Dat is precies de manier van arbeidsbemiddeling die mijn partij altijd heeft voorgesteld. Gaat de staatssecretaris nu tegen de LWI's zeggen dat zij ook zo moeten gaan werken; dat zij de mensen bij de hand moeten pakken en hen ergens naar toe moeten brengen?

StaatssecretarisAboutaleb

De tijd is mij helaas niet gegund, maar anders zou ik de heer Ulenbelt willen uitnodigen om mij te vergezellen naar een van de regionale bijeenkomsten. Het is windkracht 12, mijnheer Ulenbelt, met dit soort verhalen. Wij moeten inderdaad een warme aanpak organiseren. De mensen moeten achter de computers vandaan om andere mensen persoonlijk te benaderen. Natuurlijk zijn die mensen nodig om allerlei intelligente systemen in de lucht te houden, maar als een coach vandaag een vacature krijgt aangereikt en denkt dat hij mijnheer X daarop kan bemiddelen, ben ik er zeer voor dat er geen brief uitgaat maar dat die coach persoonlijk naar mijnheer X gaat, aanbelt, hem op de vacature wijst en vraagt of hij hem vanmiddag bij die werkgever zal introduceren. Ik ben een groot voorstander van deze aanpak en word niet moe om dit dag in dag uit in het land te verkondigen.

De voorzitter:

Ik dank de minister, de staatssecretaris en de aanwezige ambtenaren en sluit de vergadering.

Sluiting 16.53 uur.


XNoot
1

Samenstelling:

Leden: Van der Vlies (SGP), De Wit (SP), voorzitter, Van Gent (GroenLinks), Blok (VVD), Tichelaar (PvdA), Jan Jacob van Dijk (CDA), Smeets (PvdA), Dezentjé Hamming-Bluemink (VVD), Omtzigt (CDA), Van Hijum (CDA), Timmer (PvdA), Koşer Kaya (D66), Jonker (CDA), ondervoorzitter, Luijben (SP), Ulenbelt (SP), Ortega-Martijn (ChristenUnie), Blanksma-van den Heuvel (CDA), Van der Burg (VVD), Koppejan (CDA), Tony van Dijck (PVV), Spekman (PvdA), Thieme (PvdD), Karabulut (SP) en Vos (PvdA).

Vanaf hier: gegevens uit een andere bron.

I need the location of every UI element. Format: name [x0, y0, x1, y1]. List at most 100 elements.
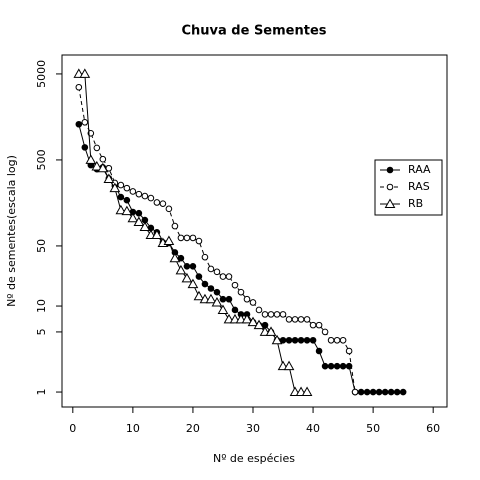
legend-label: RAS: [408, 180, 430, 193]
point: [399, 388, 407, 396]
point: [267, 311, 275, 318]
point: [121, 205, 133, 216]
point: [151, 229, 163, 239]
chart-title: Chuva de Sementes: [181, 24, 326, 39]
point: [241, 313, 253, 324]
point: [129, 188, 137, 195]
point: [177, 234, 185, 242]
point: [169, 252, 181, 263]
point: [135, 190, 143, 198]
point: [81, 144, 89, 151]
y-tick-label: 1: [35, 389, 48, 396]
point: [381, 388, 389, 396]
point: [225, 295, 233, 303]
point: [219, 273, 227, 280]
point: [97, 162, 109, 173]
legend-label: RAA: [408, 163, 431, 176]
point: [393, 388, 401, 396]
x-tick-label: 30: [246, 422, 260, 435]
point: [291, 336, 299, 344]
point: [384, 198, 396, 208]
y-tick-label: 50: [35, 239, 48, 253]
point: [327, 362, 335, 370]
point: [99, 155, 107, 163]
point: [285, 316, 293, 323]
point: [147, 194, 155, 202]
y-tick-label: 10: [35, 299, 48, 313]
series-line: [78, 124, 404, 393]
x-tick-label: 10: [126, 422, 140, 435]
point: [105, 164, 113, 172]
point: [217, 304, 229, 314]
point: [345, 362, 353, 370]
point: [321, 328, 329, 336]
point: [189, 234, 197, 242]
point: [247, 316, 259, 327]
point: [339, 362, 347, 370]
x-tick-label: 0: [69, 422, 76, 435]
x-tick-label: 40: [306, 422, 320, 435]
y-axis-label: Nº de sementes(escala log): [5, 155, 18, 307]
point: [357, 388, 365, 396]
point: [123, 196, 131, 204]
point: [237, 288, 245, 296]
point: [273, 311, 281, 318]
point: [301, 386, 313, 397]
point: [386, 183, 394, 191]
point: [141, 192, 149, 200]
point: [345, 347, 353, 355]
point: [303, 316, 311, 323]
point: [207, 285, 215, 292]
point: [177, 254, 185, 262]
point: [183, 262, 191, 270]
point: [91, 160, 103, 171]
point: [315, 347, 323, 355]
point: [75, 83, 83, 91]
point: [375, 388, 383, 396]
point: [187, 278, 199, 289]
point: [386, 166, 394, 174]
point: [171, 222, 179, 230]
point: [279, 311, 287, 318]
point: [117, 181, 125, 189]
point: [283, 360, 295, 371]
point: [309, 321, 317, 329]
point: [285, 336, 293, 344]
y-tick-label: 5: [35, 328, 48, 335]
point: [265, 326, 277, 336]
point: [271, 334, 283, 345]
y-tick-label: 5000: [35, 60, 48, 88]
point: [219, 295, 227, 303]
point: [195, 273, 203, 280]
point: [109, 182, 121, 193]
point: [181, 272, 193, 283]
point: [115, 204, 127, 215]
series-line: [78, 87, 356, 393]
y-tick-label: 500: [35, 149, 48, 170]
point: [139, 221, 151, 232]
point: [207, 265, 215, 273]
point: [231, 281, 239, 289]
point: [261, 311, 269, 318]
series-line: [78, 73, 308, 393]
point: [213, 268, 221, 276]
point: [369, 388, 377, 396]
point: [303, 336, 311, 344]
point: [327, 336, 335, 344]
point: [363, 388, 371, 396]
legend-label: RB: [408, 197, 423, 210]
point: [201, 253, 209, 261]
point: [255, 306, 263, 314]
point: [291, 316, 299, 323]
x-tick-label: 50: [366, 422, 380, 435]
point: [163, 235, 175, 246]
plot-frame: [61, 54, 448, 408]
point: [103, 173, 115, 184]
point: [231, 306, 239, 314]
point: [333, 336, 341, 344]
point: [133, 216, 145, 226]
point: [253, 319, 265, 330]
point: [135, 209, 143, 217]
point: [339, 336, 347, 344]
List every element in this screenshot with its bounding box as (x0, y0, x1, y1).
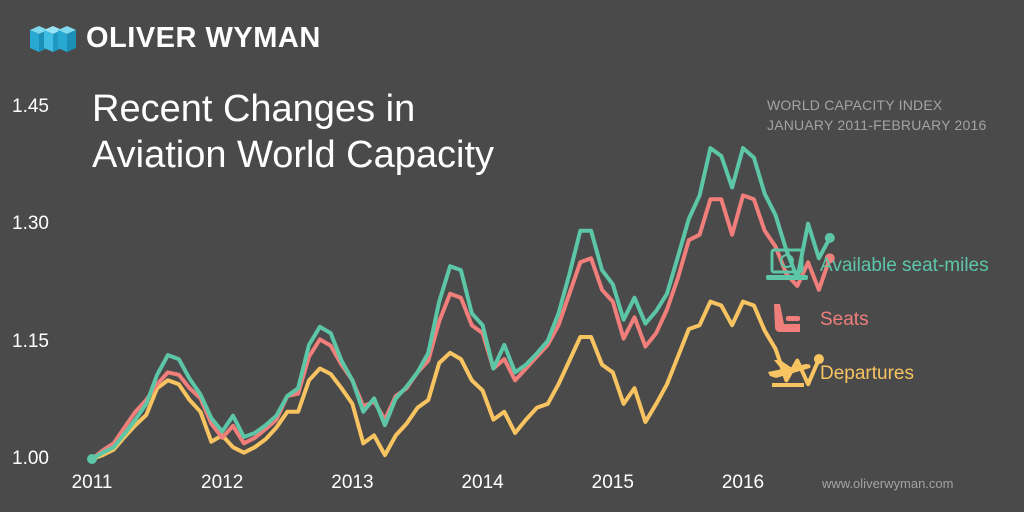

Plv. leden: Van der Staaij (SGP), Gerkens (SP), Sap (GroenLinks), De Krom (VVD), Heerts (PvdA), Smilde (CDA), Depla (PvdA), Aptroot (VVD), Sterk (CDA), Willemse-van der Ploeg (CDA), Dijsselbloem (PvdA), Pechtold (D66), Spies (CDA), Irrgang (SP), Lempens (SP), Cramer (ChristenUnie), Biskop (CDA), Elias (VVD), Joldersma (CDA), Fritsma (PVV), Tang (PvdA), Ouwehand (PvdD), Gesthuizen (SP), Heijnen (PvdA) en Weekers (VVD).